Communication networks are the patterns of contact that are created by the flow of messages among communicators through time and space. The concept of message should be understood here in its broadest sense to refer to data, information, knowledge, images, symbols, and any other symbolic forms that can move from one point in a network to another or can be cocreated by network members. These networks take many forms in contemporary organizations, including personal contact networks, flows of information within and between groups, strategic alliances among firms, and global network organizations, to name but a few. This book offers a new multitheoretical, multilevel perspective that integrates the theoretical mechanisms that theorists and researchers have proposed to explain the creation, maintenance, dissolution, and re-creation of these diverse and complex intra- and interorganizational networks (Monge & Contractor, 2001). This focus provides an important new alternative to earlier reviews of empirical literature, organized on the basis of antecedents and outcomes (Monge & Eisenberg, 1987) or research themes within organizational behavior (Krackhardt & Brass, 1994). Although examining the emergence of communication networks is in itself an intellectually intriguing enterprise, the inexorable dynamics of globalization provide an even more compelling impetus for communication researchers and practitioners (Held, McGrew, Goldblatt, & Perraton, 1999). This chapter begins by underscoring the rationale for studying the emergence of communication networks and flows in a global world.
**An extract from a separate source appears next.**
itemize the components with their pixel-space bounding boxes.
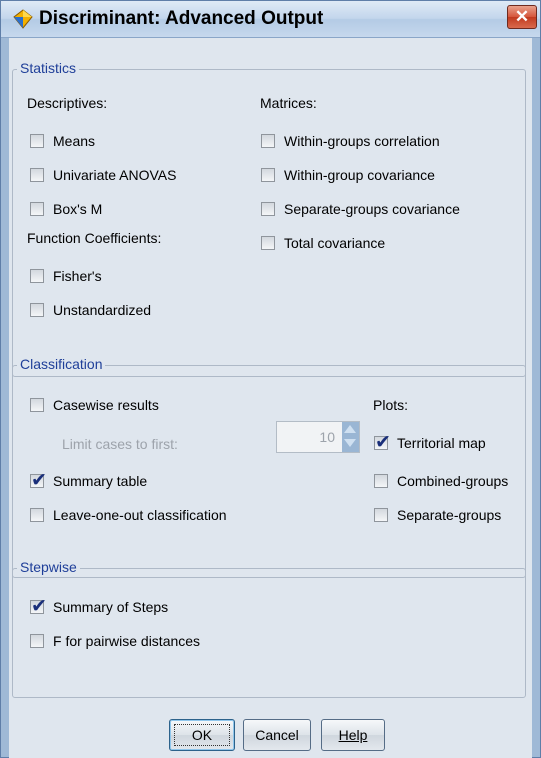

The chapter also situates the contributions of this book in previous communication perspectives on formal and emergent communication networks in organizations as well as current philosophical perspectives on the study of emergence in structures. Communication networks and the organizational forms of the twenty-first century are undergoing rapid and dramatic changes (Fulk & DeSanctis, 1999). What is unfolding before our collective gaze is being driven by spectacular advances and convergences in computer and communication technology and by the collective economic, political, societal, cultural, and communicative processes collectively known as globalization (Grossberg, Wartella, & Whitney, 1998; Monge, 1998; Robertson, 1992; Stohl, 2001; Waters, 1995). While many of the changes brought about by globalization are beneficial to humankind, others are clearly detrimental (Scholte, 2000).